World’s top scientists in speaker recognition together again – this year at Johns Hopkins

The world’s leading researchers in speaker recognition just can’t imagine spending summer without each other. After the success of Brno Speaker Recognition Workshop BOSARIS 2010 and BOSARIS 2012 (well, the 2012 took place a bit later than in summer), the group gathered again – this year hosted by the Center for Language and Speech Processing at the Johns Hopkins University. The workshop takes place from June 24 to July 26 as a continuation of the tradition of JHU summer workshop series.
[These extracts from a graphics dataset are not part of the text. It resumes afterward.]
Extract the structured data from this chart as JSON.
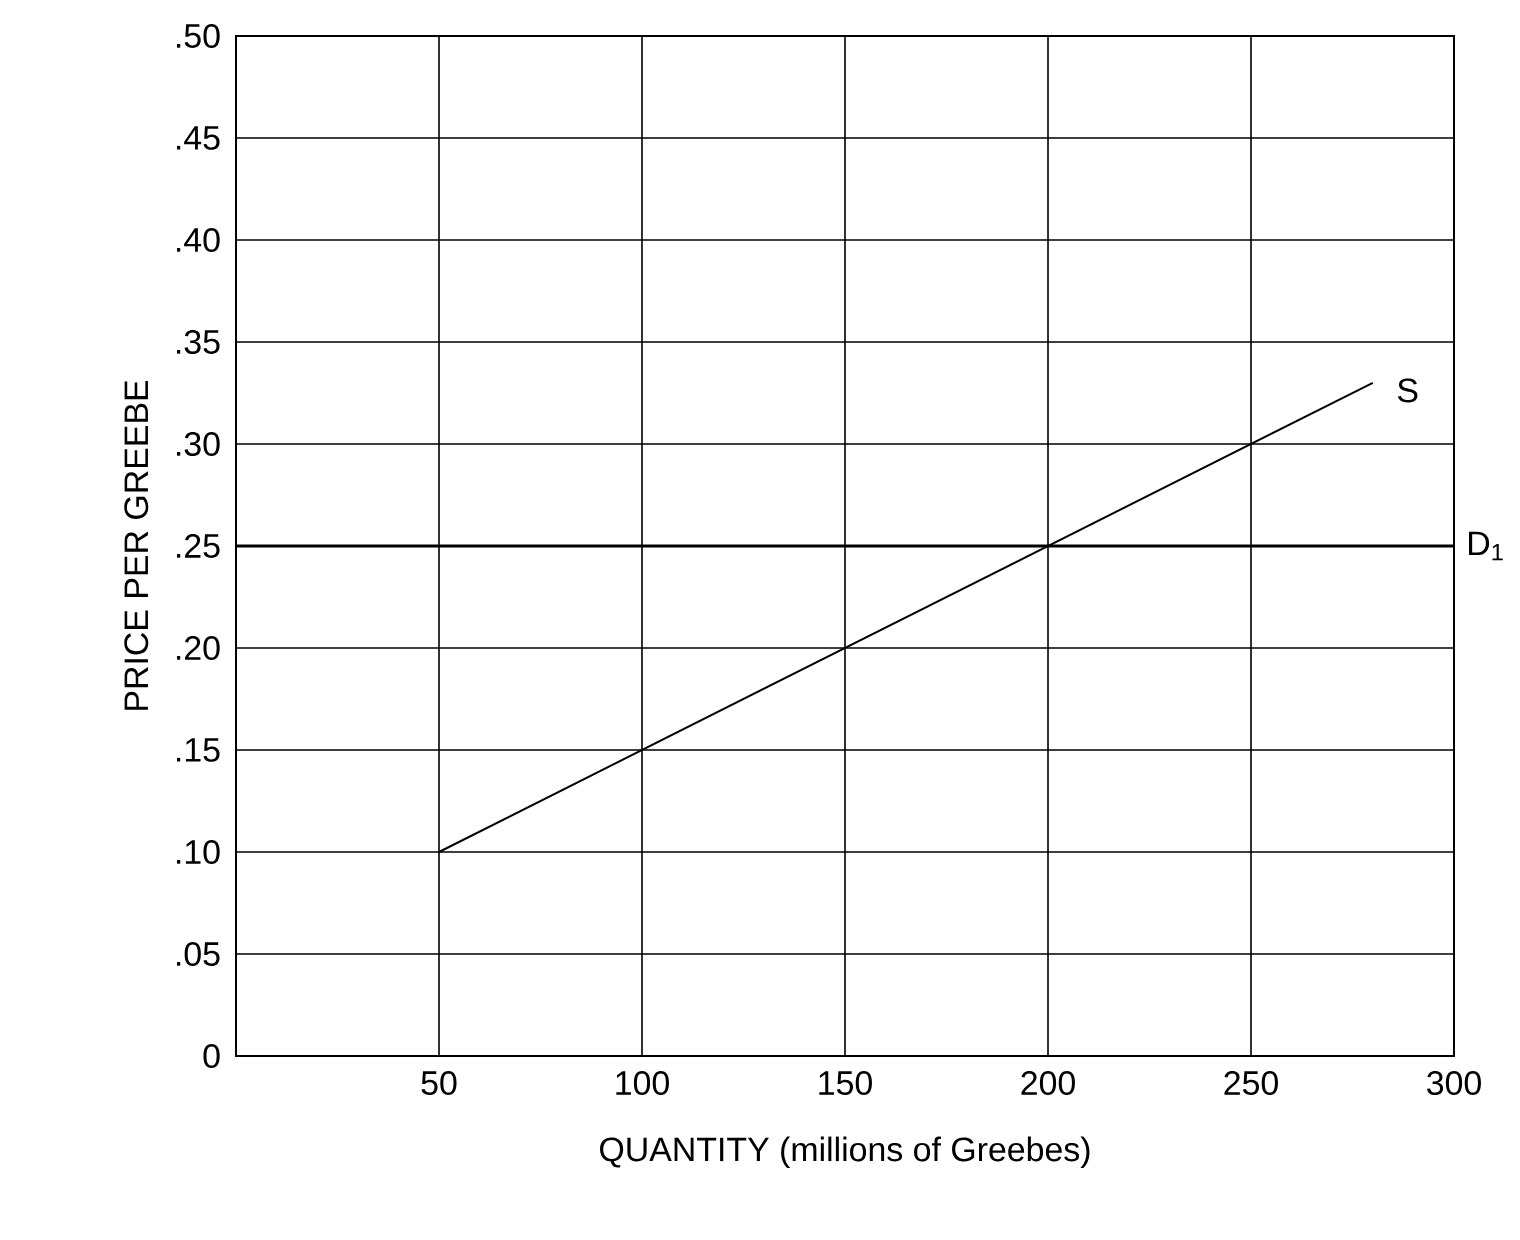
{
  "chart_data": {
    "type": "line",
    "xlabel": "QUANTITY (millions of Greebes)",
    "ylabel": "PRICE PER GREEBE",
    "xlim": [
      0,
      300
    ],
    "xticks": [
      50,
      100,
      150,
      200,
      250,
      300
    ],
    "ylim": [
      0,
      0.5
    ],
    "yticks": [
      0,
      {
        "value": 0.05,
        "label": ".05"
      },
      {
        "value": 0.1,
        "label": ".10"
      },
      {
        "value": 0.15,
        "label": ".15"
      },
      {
        "value": 0.2,
        "label": ".20"
      },
      {
        "value": 0.25,
        "label": ".25"
      },
      {
        "value": 0.3,
        "label": ".30"
      },
      {
        "value": 0.35,
        "label": ".35"
      },
      {
        "value": 0.4,
        "label": ".40"
      },
      {
        "value": 0.45,
        "label": ".45"
      },
      {
        "value": 0.5,
        "label": ".50"
      }
    ],
    "grid": true,
    "marker": "none",
    "line_style": "solid",
    "series": [
      {
        "name": "S",
        "color": "#000000",
        "x": [
          50,
          280
        ],
        "values": [
          0.1,
          0.33
        ]
      }
    ],
    "ref_lines": [
      {
        "axis": "y",
        "value": 0.25,
        "label": "D$_{1}$",
        "color": "#000000",
        "line_style": "solid"
      }
    ]
  }
}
The people present at JHU (in alphabetical order) are

Jahangir Alam CRIM, Canada Ph.D. student
Hagai Aronowitz IBM Haifa Research Lab, Israel researcher
Niko Brummer Agnitio, Spain senior researcher
Lukas Burget BUT, Czech Republic senior researcher
Sandro Cumani BUT, Czech Republic post-doc researcher
Najim Dehak MIT, USA senior researcher
Patrick Kenny CRIM, Canada senior researcher
David Martínez University of Zaragoza, Spain Ph.D. student
Ignacio Lopez Moreno Google Inc., USA software engineer
Oldrich Plchot BUT, Czech Republic PhD student
Albert du Preez Swart Agnitio, Spain researcher
Themos Stafylakis CRIM, Canada post-doc researcher
Carlos Vaquero Agnitio, Spain post-doc researcher
Karel Vesely BUT, Czech Republic PhD student
Jesús Villalba University of Zaragoza, Spain post-doc researcher

with others involved distantly.

The topics the team tackles include:

  • Automatic clustering of speakers in large data collections
  • Adaptation of speaker recognition system to unlabeled mismatched data sets
  • Accuracy of speaker recognition for short durations, where the phonetic content is the predominant source of intersession variability
  • Speaker recognition robust to distortions (e.g. additive noise)
  • Investigation into how to make artificial neural networks useful in speaker recognition

The team closely cooperates with concurrently running SCALE (Summer Camp for Applied Language Exploration) workshop organized by JHU Human Language Technology Center of Excellence (HLTCoE). SCALE targets “Limited training data”, “Noisy labels” and “Large-scale speaker clustering with side-information” problems - overlapping topics allow the two teams to benefit from intense cooperation.